Translation, Migration, & Gender in the Americas, the Transatlantic, & the Transpacific
5-8 Jul 2017 Bordeaux (France)
Domestic Aesthetics in Wilde, Wharton, and Codman
Emily Orlando  1  
1 : Fairfield University

In an unpublished notebook, Edith Wharton (1862-1937) listed architecture—alongside dogs, books, travel, and flowers—as a “ruling passion.” In the 1890s, Wharton was launching her literary career as she was becoming a home designer and these occupations are inextricably bound in her corpus. Wharton's first book, The Decoration of Houses (1897), on which she collaborated with the architect Ogden Codman, Jr., laid the groundwork for a career committed to aesthetics, form, taste, and a reverence for what she considered “the best models.” The book, credited with the birth of interior design in the U.S., paved the way for women to enter the profession in the early twentieth century. More scholarly study than coffee-table book, The Decoration of Houses is as much artistic manifesto as it is treatise on the possibilities afforded by the appropriate design and decoration of one's home. It is also a key to understanding the architectural integrity of Wharton's fiction. Newland Archer's “glazed black-walnut bookcases,” the “perilous coquetry” of Lizzie Hazeldean's décor, and Lily Bart's sense that she might “be a better woman” if she could “do over” her aunt's drawing-room all assume new meaning when read in the context of Wharton's book.

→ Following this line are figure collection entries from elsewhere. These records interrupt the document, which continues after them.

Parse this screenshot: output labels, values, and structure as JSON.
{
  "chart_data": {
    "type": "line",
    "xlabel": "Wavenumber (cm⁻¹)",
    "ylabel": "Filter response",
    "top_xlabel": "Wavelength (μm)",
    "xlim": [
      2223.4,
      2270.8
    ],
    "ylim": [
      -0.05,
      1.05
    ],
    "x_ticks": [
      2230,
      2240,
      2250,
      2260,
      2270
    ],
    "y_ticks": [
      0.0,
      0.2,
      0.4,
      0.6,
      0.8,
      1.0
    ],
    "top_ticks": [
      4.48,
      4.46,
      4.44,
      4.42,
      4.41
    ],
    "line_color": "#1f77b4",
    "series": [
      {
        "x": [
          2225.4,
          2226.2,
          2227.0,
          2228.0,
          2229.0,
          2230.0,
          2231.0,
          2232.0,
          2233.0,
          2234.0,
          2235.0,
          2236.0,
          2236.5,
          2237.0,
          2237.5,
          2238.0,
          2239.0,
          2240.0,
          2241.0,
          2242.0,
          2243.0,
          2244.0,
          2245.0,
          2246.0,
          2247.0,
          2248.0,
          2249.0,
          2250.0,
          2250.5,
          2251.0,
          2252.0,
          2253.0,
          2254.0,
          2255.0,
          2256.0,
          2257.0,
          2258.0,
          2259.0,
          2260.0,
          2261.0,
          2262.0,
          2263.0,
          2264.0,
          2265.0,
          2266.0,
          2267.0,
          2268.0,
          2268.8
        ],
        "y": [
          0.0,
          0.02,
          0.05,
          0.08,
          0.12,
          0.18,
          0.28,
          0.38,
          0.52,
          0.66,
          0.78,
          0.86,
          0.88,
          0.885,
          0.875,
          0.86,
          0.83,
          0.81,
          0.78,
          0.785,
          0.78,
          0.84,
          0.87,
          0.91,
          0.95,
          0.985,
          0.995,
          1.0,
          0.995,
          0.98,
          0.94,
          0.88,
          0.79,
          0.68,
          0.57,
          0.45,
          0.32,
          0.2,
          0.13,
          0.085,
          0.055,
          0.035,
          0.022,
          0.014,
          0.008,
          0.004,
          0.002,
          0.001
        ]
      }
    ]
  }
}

As it happens, another impeccably dressed arbiter of taste also made his American debut dispensing advice on interior decoration. Oscar Wilde (1854-1900), then 28 and known mostly as a velvet-clad poet and personality, lectured across North America on house decoration in 1882. Wilde had yet to pen The Picture of Dorian Gray (1891) or the comedies that made him a household name. He also had impressively little first-hand experience with home decoration. Although there seems to be no record of Wharton or Codman having interacted with Wilde, there would have been several occasions for them to do so in New York, Boston, Newport, or abroad. Further, Wharton and Codman would have had access to the most successful of Wilde's lectures, “The House Beautiful,” which was widely reprinted in American newspapers, and they surely were aware of the Anglo-Irish celebrity by 1882. Hermione Lee has noted that the mother of Wharton's then fiancé, Harry Stevens, entertained Wilde at dinner parties during his visit that year to New York (Lee 60). Wilde, Wharton, and Codman shared a number of affinities—good art, literature, clothes, and china; a well-turned phrase; and the careful marketing of their own brand and photographic image, as evident in their meticulously staged portraits. Wharton and Codman would eventually become great admirers of Wilde's writing. All three would become expatriates who chose France as a final resting place. In the proposed fifteen- to twenty-minute talk, I will consider an under-examined transatlantic literary relationship uniting Edith Wharton, Ogden Codman, Jr., and Oscar Wilde. I will demonstrate that although The Decoration of Houses makes no mention of Wilde's lectures on interior décor, nor do the letters or biographies, the book Wharton wrote with Ogden Codman, Jr. engages and advances many of the ideas articulated by Wilde. In fact, I will argue that Wilde's “The House Beautiful” may well have served as a meaningful but unacknowledged influence on The Decoration of Houses.